I’m still really new to this whole “blogging” thing and how to “optimize” my website, etc. I have found various things regarding robots.txt and wordpress, so we’ll see how it all plays out. I still don’t have a pagerank yet, so it’s hard to see any changes.
PublicRecordsGuy: Don’t worry, PR isn’t that much relevant (anymore) in terms of your website’s search engine rankings.
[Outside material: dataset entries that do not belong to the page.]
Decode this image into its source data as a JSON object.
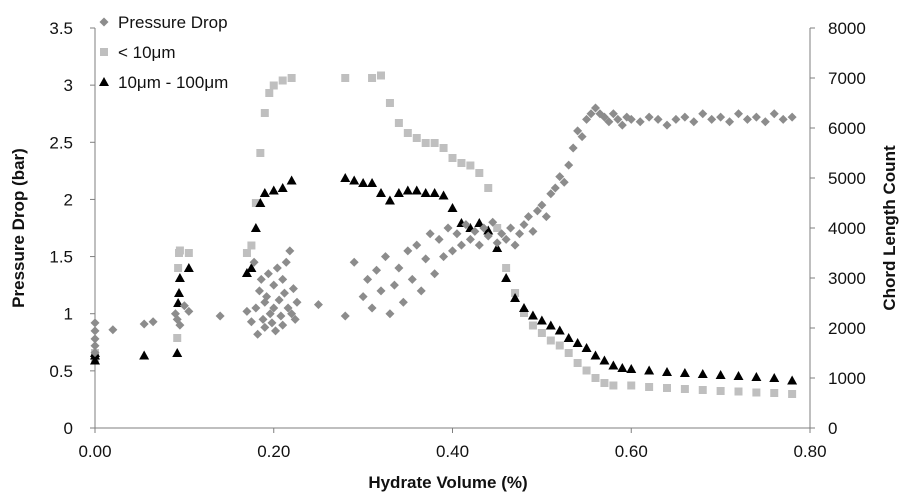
{
  "chart_data": {
    "type": "scatter",
    "title": "",
    "xlabel": "Hydrate Volume (%)",
    "ylabel_left": "Pressure Drop (bar)",
    "ylabel_right": "Chord Length Count",
    "xlim": [
      0,
      0.8
    ],
    "ylim_left": [
      0,
      3.5
    ],
    "ylim_right": [
      0,
      8000
    ],
    "x_ticks": [
      "0.00",
      "0.20",
      "0.40",
      "0.60",
      "0.80"
    ],
    "y_left_ticks": [
      "0",
      "0.5",
      "1",
      "1.5",
      "2",
      "2.5",
      "3",
      "3.5"
    ],
    "y_right_ticks": [
      "0",
      "1000",
      "2000",
      "3000",
      "4000",
      "5000",
      "6000",
      "7000",
      "8000"
    ],
    "grid": false,
    "legend_position": "top-left",
    "series": [
      {
        "name": "Pressure Drop",
        "axis": "left",
        "marker": "diamond",
        "color": "#8c8c8c",
        "points": [
          [
            0.0,
            0.92
          ],
          [
            0.0,
            0.85
          ],
          [
            0.0,
            0.78
          ],
          [
            0.0,
            0.72
          ],
          [
            0.0,
            0.66
          ],
          [
            0.02,
            0.86
          ],
          [
            0.055,
            0.91
          ],
          [
            0.065,
            0.93
          ],
          [
            0.09,
            1.0
          ],
          [
            0.092,
            0.95
          ],
          [
            0.095,
            0.9
          ],
          [
            0.1,
            1.07
          ],
          [
            0.105,
            1.02
          ],
          [
            0.14,
            0.98
          ],
          [
            0.17,
            1.02
          ],
          [
            0.175,
            0.93
          ],
          [
            0.178,
            1.45
          ],
          [
            0.18,
            1.05
          ],
          [
            0.182,
            0.82
          ],
          [
            0.184,
            1.2
          ],
          [
            0.186,
            1.3
          ],
          [
            0.188,
            0.95
          ],
          [
            0.19,
            1.1
          ],
          [
            0.19,
            0.88
          ],
          [
            0.192,
            1.15
          ],
          [
            0.194,
            1.35
          ],
          [
            0.196,
            1.0
          ],
          [
            0.198,
            0.92
          ],
          [
            0.2,
            1.25
          ],
          [
            0.2,
            1.05
          ],
          [
            0.202,
            0.85
          ],
          [
            0.204,
            1.4
          ],
          [
            0.206,
            1.12
          ],
          [
            0.208,
            0.98
          ],
          [
            0.21,
            1.3
          ],
          [
            0.21,
            0.9
          ],
          [
            0.212,
            1.18
          ],
          [
            0.214,
            1.45
          ],
          [
            0.216,
            1.05
          ],
          [
            0.218,
            1.55
          ],
          [
            0.22,
            1.0
          ],
          [
            0.222,
            1.22
          ],
          [
            0.224,
            0.95
          ],
          [
            0.226,
            1.1
          ],
          [
            0.25,
            1.08
          ],
          [
            0.28,
            0.98
          ],
          [
            0.29,
            1.45
          ],
          [
            0.3,
            1.15
          ],
          [
            0.305,
            1.3
          ],
          [
            0.31,
            1.05
          ],
          [
            0.315,
            1.38
          ],
          [
            0.32,
            1.2
          ],
          [
            0.325,
            1.5
          ],
          [
            0.33,
            1.0
          ],
          [
            0.335,
            1.25
          ],
          [
            0.34,
            1.4
          ],
          [
            0.345,
            1.1
          ],
          [
            0.35,
            1.55
          ],
          [
            0.355,
            1.3
          ],
          [
            0.36,
            1.6
          ],
          [
            0.365,
            1.2
          ],
          [
            0.37,
            1.48
          ],
          [
            0.375,
            1.7
          ],
          [
            0.38,
            1.35
          ],
          [
            0.385,
            1.65
          ],
          [
            0.39,
            1.5
          ],
          [
            0.395,
            1.75
          ],
          [
            0.4,
            1.55
          ],
          [
            0.405,
            1.7
          ],
          [
            0.41,
            1.6
          ],
          [
            0.415,
            1.78
          ],
          [
            0.42,
            1.65
          ],
          [
            0.425,
            1.72
          ],
          [
            0.43,
            1.6
          ],
          [
            0.435,
            1.75
          ],
          [
            0.44,
            1.68
          ],
          [
            0.445,
            1.8
          ],
          [
            0.45,
            1.62
          ],
          [
            0.455,
            1.7
          ],
          [
            0.46,
            1.65
          ],
          [
            0.465,
            1.75
          ],
          [
            0.47,
            1.6
          ],
          [
            0.475,
            1.7
          ],
          [
            0.48,
            1.78
          ],
          [
            0.485,
            1.85
          ],
          [
            0.49,
            1.72
          ],
          [
            0.495,
            1.9
          ],
          [
            0.5,
            1.95
          ],
          [
            0.505,
            1.85
          ],
          [
            0.51,
            2.05
          ],
          [
            0.515,
            2.1
          ],
          [
            0.52,
            2.2
          ],
          [
            0.525,
            2.15
          ],
          [
            0.53,
            2.3
          ],
          [
            0.535,
            2.45
          ],
          [
            0.54,
            2.6
          ],
          [
            0.545,
            2.55
          ],
          [
            0.55,
            2.7
          ],
          [
            0.555,
            2.75
          ],
          [
            0.56,
            2.8
          ],
          [
            0.565,
            2.75
          ],
          [
            0.57,
            2.72
          ],
          [
            0.575,
            2.68
          ],
          [
            0.58,
            2.75
          ],
          [
            0.585,
            2.7
          ],
          [
            0.59,
            2.65
          ],
          [
            0.595,
            2.72
          ],
          [
            0.6,
            2.7
          ],
          [
            0.61,
            2.68
          ],
          [
            0.62,
            2.72
          ],
          [
            0.63,
            2.7
          ],
          [
            0.64,
            2.65
          ],
          [
            0.65,
            2.7
          ],
          [
            0.66,
            2.72
          ],
          [
            0.67,
            2.68
          ],
          [
            0.68,
            2.75
          ],
          [
            0.69,
            2.7
          ],
          [
            0.7,
            2.72
          ],
          [
            0.71,
            2.68
          ],
          [
            0.72,
            2.75
          ],
          [
            0.73,
            2.7
          ],
          [
            0.74,
            2.72
          ],
          [
            0.75,
            2.68
          ],
          [
            0.76,
            2.75
          ],
          [
            0.77,
            2.7
          ],
          [
            0.78,
            2.72
          ]
        ]
      },
      {
        "name": "< 10μm",
        "axis": "right",
        "marker": "square",
        "color": "#bfbfbf",
        "points": [
          [
            0.0,
            1400
          ],
          [
            0.0,
            1500
          ],
          [
            0.092,
            1800
          ],
          [
            0.093,
            3200
          ],
          [
            0.094,
            3500
          ],
          [
            0.095,
            3550
          ],
          [
            0.105,
            3500
          ],
          [
            0.17,
            3500
          ],
          [
            0.175,
            3650
          ],
          [
            0.18,
            4500
          ],
          [
            0.185,
            5500
          ],
          [
            0.19,
            6300
          ],
          [
            0.195,
            6700
          ],
          [
            0.2,
            6850
          ],
          [
            0.21,
            6950
          ],
          [
            0.22,
            7000
          ],
          [
            0.28,
            7000
          ],
          [
            0.31,
            7000
          ],
          [
            0.32,
            7050
          ],
          [
            0.33,
            6500
          ],
          [
            0.34,
            6100
          ],
          [
            0.35,
            5900
          ],
          [
            0.36,
            5800
          ],
          [
            0.37,
            5700
          ],
          [
            0.38,
            5700
          ],
          [
            0.39,
            5600
          ],
          [
            0.4,
            5400
          ],
          [
            0.41,
            5300
          ],
          [
            0.42,
            5250
          ],
          [
            0.43,
            5100
          ],
          [
            0.44,
            4800
          ],
          [
            0.45,
            4000
          ],
          [
            0.46,
            3200
          ],
          [
            0.47,
            2700
          ],
          [
            0.48,
            2300
          ],
          [
            0.49,
            2050
          ],
          [
            0.5,
            1900
          ],
          [
            0.51,
            1750
          ],
          [
            0.52,
            1650
          ],
          [
            0.53,
            1500
          ],
          [
            0.54,
            1300
          ],
          [
            0.55,
            1150
          ],
          [
            0.56,
            1000
          ],
          [
            0.57,
            900
          ],
          [
            0.58,
            850
          ],
          [
            0.6,
            850
          ],
          [
            0.62,
            820
          ],
          [
            0.64,
            800
          ],
          [
            0.66,
            780
          ],
          [
            0.68,
            760
          ],
          [
            0.7,
            740
          ],
          [
            0.72,
            730
          ],
          [
            0.74,
            710
          ],
          [
            0.76,
            700
          ],
          [
            0.78,
            680
          ]
        ]
      },
      {
        "name": "10μm - 100μm",
        "axis": "right",
        "marker": "triangle",
        "color": "#000000",
        "points": [
          [
            0.0,
            1350
          ],
          [
            0.0,
            1450
          ],
          [
            0.0,
            1500
          ],
          [
            0.055,
            1450
          ],
          [
            0.092,
            1500
          ],
          [
            0.093,
            2500
          ],
          [
            0.094,
            2700
          ],
          [
            0.095,
            3000
          ],
          [
            0.105,
            3200
          ],
          [
            0.17,
            3100
          ],
          [
            0.175,
            3200
          ],
          [
            0.18,
            4000
          ],
          [
            0.185,
            4500
          ],
          [
            0.19,
            4700
          ],
          [
            0.2,
            4750
          ],
          [
            0.21,
            4800
          ],
          [
            0.22,
            4950
          ],
          [
            0.28,
            5000
          ],
          [
            0.29,
            4950
          ],
          [
            0.3,
            4900
          ],
          [
            0.31,
            4900
          ],
          [
            0.32,
            4700
          ],
          [
            0.33,
            4550
          ],
          [
            0.34,
            4700
          ],
          [
            0.35,
            4750
          ],
          [
            0.36,
            4750
          ],
          [
            0.37,
            4700
          ],
          [
            0.38,
            4700
          ],
          [
            0.39,
            4650
          ],
          [
            0.4,
            4400
          ],
          [
            0.41,
            4100
          ],
          [
            0.42,
            4000
          ],
          [
            0.43,
            4100
          ],
          [
            0.44,
            3950
          ],
          [
            0.45,
            3600
          ],
          [
            0.46,
            3000
          ],
          [
            0.47,
            2600
          ],
          [
            0.48,
            2400
          ],
          [
            0.49,
            2250
          ],
          [
            0.5,
            2150
          ],
          [
            0.51,
            2050
          ],
          [
            0.52,
            1950
          ],
          [
            0.53,
            1800
          ],
          [
            0.54,
            1700
          ],
          [
            0.55,
            1600
          ],
          [
            0.56,
            1450
          ],
          [
            0.57,
            1350
          ],
          [
            0.58,
            1250
          ],
          [
            0.59,
            1200
          ],
          [
            0.6,
            1180
          ],
          [
            0.62,
            1150
          ],
          [
            0.64,
            1120
          ],
          [
            0.66,
            1100
          ],
          [
            0.68,
            1080
          ],
          [
            0.7,
            1060
          ],
          [
            0.72,
            1040
          ],
          [
            0.74,
            1020
          ],
          [
            0.76,
            1000
          ],
          [
            0.78,
            950
          ]
        ]
      }
    ]
  }
}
create a good content and follow SEO tech will make our site have a good ranking on SE
Some very good tips here and a great way to help yourself. Personally I really like the way you put a lot of information into this and how clear it is. I knew a fair bit about Robots.txt having edited and added a lot in it but this did help and for a newbie would be great. A great new insight to this for anyone and I recommend for people to read it. I think that if you want to do some successful SEO to any of your sites a Robots.txt is not only a must, but also something that will help and probably get you off to the best start possible.